Troll of the Month: Dario Vraneš – President of the Municipality of Pljevlja

December 24, 2025

The Balkan Troll of the Month is an individual, a group of individuals or a media outlet that spreads hate based on gender, ethnicity, religion, or other diversity categories. The Balkan Troll is selected based on hate speech incidents identified across the Western Balkan region.da

On December 6, 2025, Milka Tadić Mijović, an investigative journalist and director of the Center for Investigative Journalism of Montenegro, an RDN partner organisation, was publicly attacked through offensive and sexist remarks made by Dario Vraneš, President of the Municipality of Pljevlja. Insults followed Tadić’s public criticism of the Chetnik ideology and nationalist narratives that Vraneš is widely associated with.

The Chetniks were a Yugoslav royalist and Serbian nationalist movement and guerrilla force in the Axis-occupied Yugoslavia who used terror tactics against Croats, the Muslim population of Bosnia and against Yugoslav Partisans. This year, RDN recorded several cases in Montenegro of harmful narratives based on historical revisionism, where religious figures and public officials used their authority to promote nationalist reinterpretations of history, including the glorification of WWII war criminals, as a means of political mobilisation, further fueling ethnic polarisation in the country.

As a result to Tadić’s reaction, Vraneš responded by publicly insulting her and calling her a witch and old hag leading to a strong reaction from civil society organisations, journalists, and politicians. All condemned the remarks as an unacceptable attempt to intimidate and discredit a woman for her outspoken opposition to extremist ideology. 

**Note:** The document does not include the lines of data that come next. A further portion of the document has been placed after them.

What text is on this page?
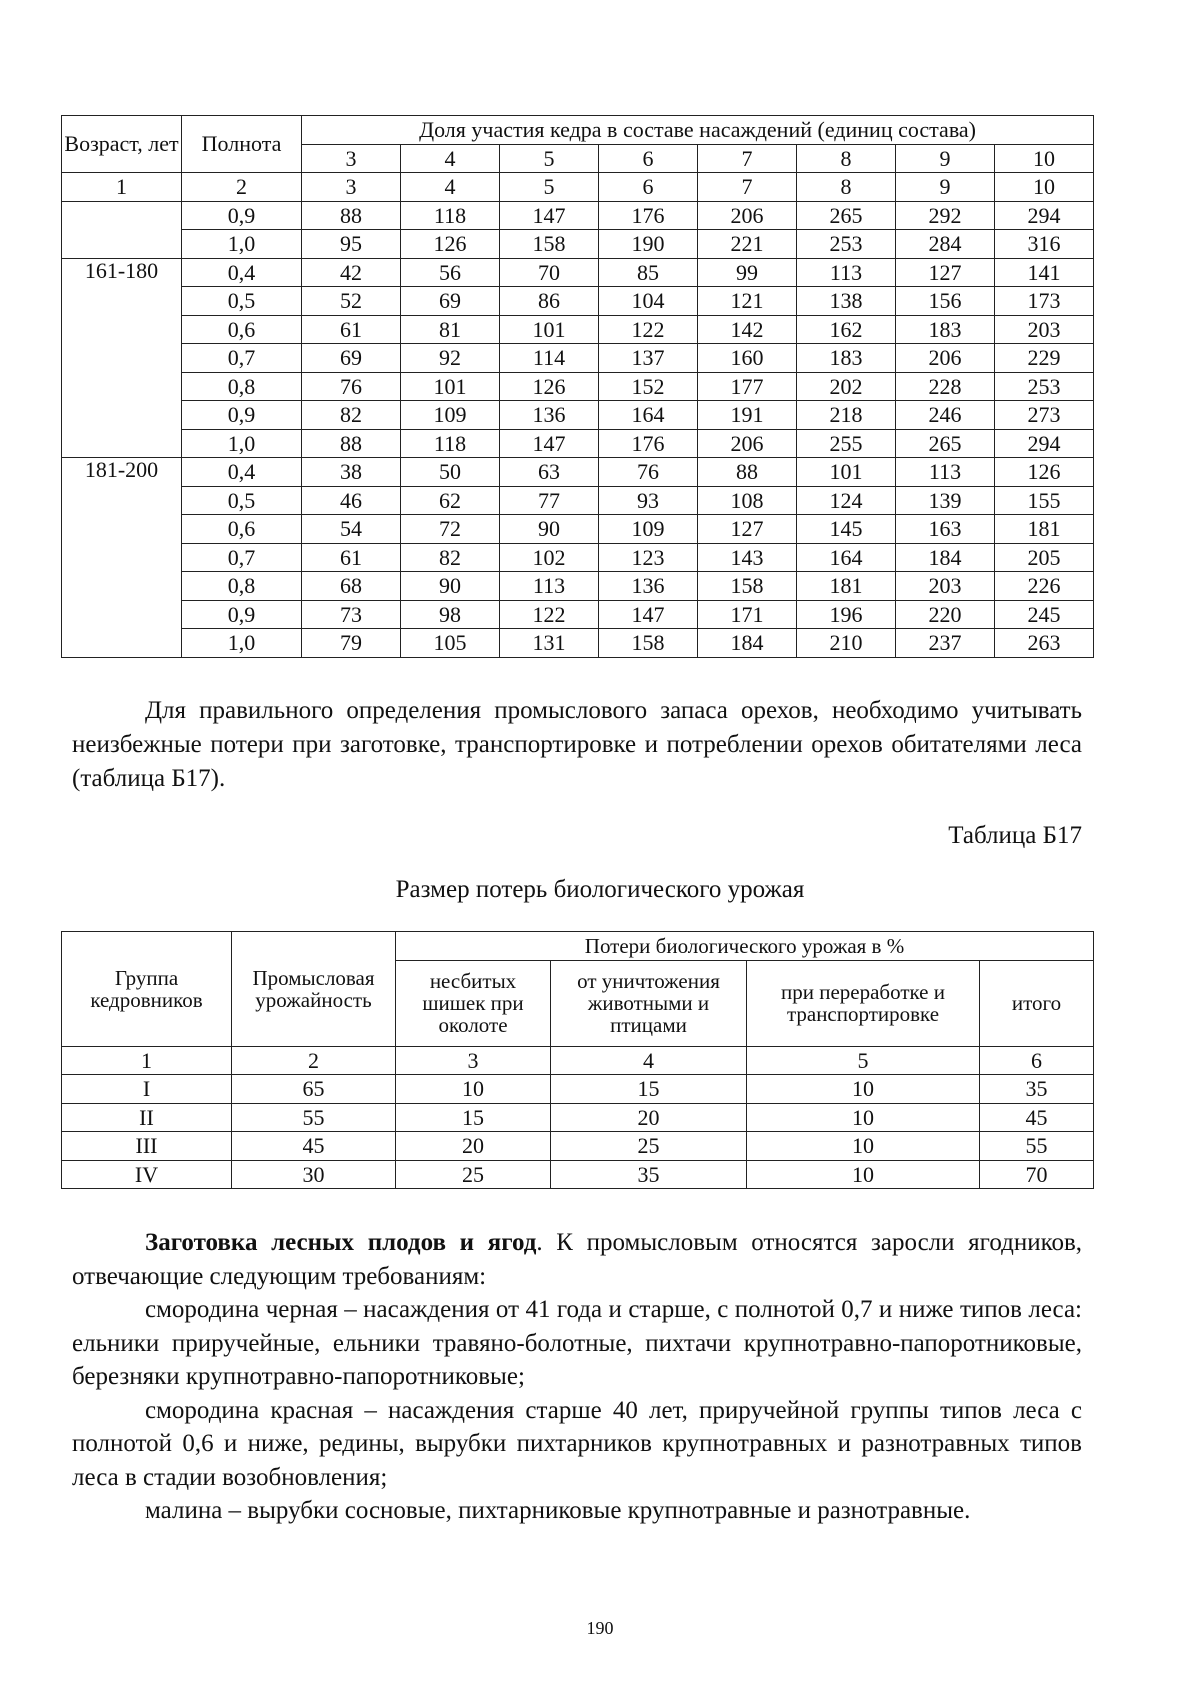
Возраст, лет	Полнота	Доля участия кедра в составе насаждений (единиц состава)							
		3	4	5	6	7	8	9	10
1	2	3	4	5	6	7	8	9	10
	0,9	88	118	147	176	206	265	292	294
	1,0	95	126	158	190	221	253	284	316
161-180	0,4	42	56	70	85	99	113	127	141
	0,5	52	69	86	104	121	138	156	173
	0,6	61	81	101	122	142	162	183	203
	0,7	69	92	114	137	160	183	206	229
	0,8	76	101	126	152	177	202	228	253
	0,9	82	109	136	164	191	218	246	273
	1,0	88	118	147	176	206	255	265	294
181-200	0,4	38	50	63	76	88	101	113	126
	0,5	46	62	77	93	108	124	139	155
	0,6	54	72	90	109	127	145	163	181
	0,7	61	82	102	123	143	164	184	205
	0,8	68	90	113	136	158	181	203	226
	0,9	73	98	122	147	171	196	220	245
	1,0	79	105	131	158	184	210	237	263

Для правильного определения промыслового запаса орехов, необходимо учитывать неизбежные потери при заготовке, транспортировке и потреблении орехов обитателями леса (таблица Б17).

Таблица Б17
Размер потерь биологического урожая
Группа кедровников	Промысловая урожайность	Потери биологического урожая в %			
		несбитых шишек при околоте	от уничтожения животными и птицами	при переработке и транспортировке	итого
1	2	3	4	5	6
I	65	10	15	10	35
II	55	15	20	10	45
III	45	20	25	10	55
IV	30	25	35	10	70

Заготовка лесных плодов и ягод. К промысловым относятся заросли ягодников, отвечающие следующим требованиям:

смородина черная – насаждения от 41 года и старше, с полнотой 0,7 и ниже типов леса: ельники приручейные, ельники травяно-болотные, пихтачи крупнотравно-папоротниковые, березняки крупнотравно-папоротниковые;

смородина красная – насаждения старше 40 лет, приручейной группы типов леса с полнотой 0,6 и ниже, редины, вырубки пихтарников крупнотравных и разнотравных типов леса в стадии возобновления;

малина – вырубки сосновые, пихтарниковые крупнотравные и разнотравные.

190
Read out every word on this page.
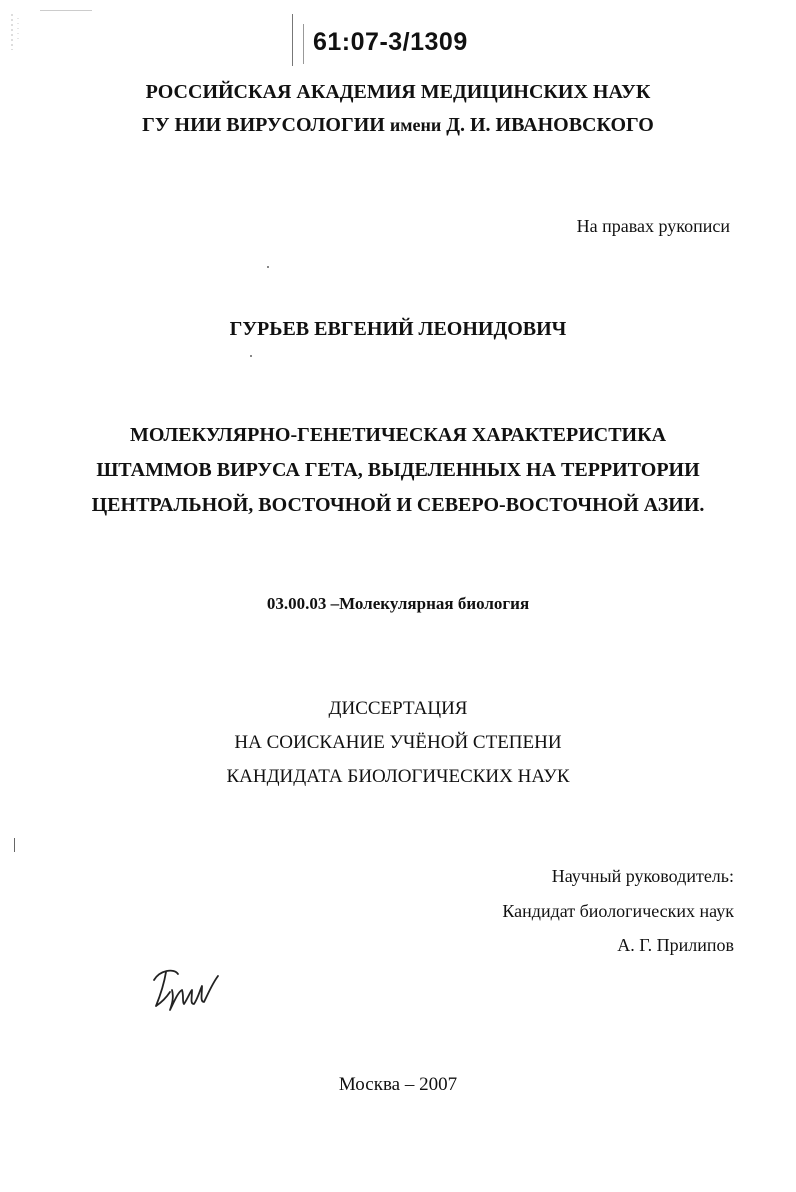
61:07-3/1309
РОССИЙСКАЯ АКАДЕМИЯ МЕДИЦИНСКИХ НАУК
ГУ НИИ ВИРУСОЛОГИИ имени Д. И. ИВАНОВСКОГО
На правах рукописи
ГУРЬЕВ ЕВГЕНИЙ ЛЕОНИДОВИЧ
МОЛЕКУЛЯРНО-ГЕНЕТИЧЕСКАЯ ХАРАКТЕРИСТИКА
ШТАММОВ ВИРУСА ГЕТА, ВЫДЕЛЕННЫХ НА ТЕРРИТОРИИ
ЦЕНТРАЛЬНОЙ, ВОСТОЧНОЙ И СЕВЕРО-ВОСТОЧНОЙ АЗИИ.
03.00.03 –Молекулярная биология
ДИССЕРТАЦИЯ
НА СОИСКАНИЕ УЧЁНОЙ СТЕПЕНИ
КАНДИДАТА БИОЛОГИЧЕСКИХ НАУК
Научный руководитель:
Кандидат биологических наук
А. Г. Прилипов
Москва – 2007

Despite Vraneš later issued a general apology, the incident reignited a broader debate on hate speech, misogyny, and accountability of public officials.

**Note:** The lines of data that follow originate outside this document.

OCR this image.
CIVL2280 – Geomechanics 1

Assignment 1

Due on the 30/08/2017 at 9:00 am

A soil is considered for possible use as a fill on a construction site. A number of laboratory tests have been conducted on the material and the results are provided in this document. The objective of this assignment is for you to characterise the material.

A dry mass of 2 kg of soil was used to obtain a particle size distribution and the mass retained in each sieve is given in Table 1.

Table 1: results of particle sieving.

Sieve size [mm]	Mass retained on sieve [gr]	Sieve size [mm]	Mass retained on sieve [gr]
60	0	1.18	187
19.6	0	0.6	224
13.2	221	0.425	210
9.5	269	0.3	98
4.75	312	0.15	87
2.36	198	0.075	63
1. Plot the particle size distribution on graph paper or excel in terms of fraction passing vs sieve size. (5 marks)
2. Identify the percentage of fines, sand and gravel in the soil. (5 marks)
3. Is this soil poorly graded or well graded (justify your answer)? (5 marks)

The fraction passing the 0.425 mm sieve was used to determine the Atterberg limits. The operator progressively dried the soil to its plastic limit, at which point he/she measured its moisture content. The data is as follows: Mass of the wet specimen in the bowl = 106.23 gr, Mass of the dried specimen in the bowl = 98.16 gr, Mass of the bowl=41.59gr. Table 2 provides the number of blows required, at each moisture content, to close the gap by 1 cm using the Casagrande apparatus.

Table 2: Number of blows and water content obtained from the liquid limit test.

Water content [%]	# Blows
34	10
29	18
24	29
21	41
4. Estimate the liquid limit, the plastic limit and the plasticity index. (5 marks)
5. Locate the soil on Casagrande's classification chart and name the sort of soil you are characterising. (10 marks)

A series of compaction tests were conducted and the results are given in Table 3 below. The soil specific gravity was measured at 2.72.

Ad hominem attacks on journalists refers to the personal attack against a journalist on a personal level to discredit and expose them, rather than addressing their reporting, evidence or argument. It involves the deliberate targeting of an individual. Most often, in the media sphere, we see ad hominem attacks on female journalists. According to a report by UN Women from this year looking at online violence against women human rights defenders, activists and journalists, it was found that “70% of surveyed women have experienced online violence in the course of their work”. For women journalists, online and offline abuse is deeply concerning. It has been shown that in the past five years alone, the link between online abuse and offline harm against women journalists has intensified significantly, with the proportion of those who associate offline attacks with online violence more than doubling from 20 per cent in 2020 to 42 per cent in 2025.

If we narrow down to the country context of Montenegro, according to the Safe Journalist Network, 32 attacks on women journalists have been reported in 4 years alone. Between 2021 and 2024, the Trade Union of Media of Montenegro (TUMM) recorded ‘32 incidents in which the victims were women journalists, including 11 attacks in 2024 alone’. The author of the research and TUMM Vice President, Marijana Camović-Veličković, noted that online harassment is the most common form of abuse faced by women journalists, with insult, death and rape threats frequently going unpunished.The need to address attacks on journalists is becoming increasingly urgent. As the online digital space continues to expand, attacks on journalists are growing, particularly in the form of sexist and offensive remarks that mainly target women. These attacks are not about challenging journalism but about silencing it. Journalists must be protected and allowed to carry out their work without fear of personal harassment or intimidation.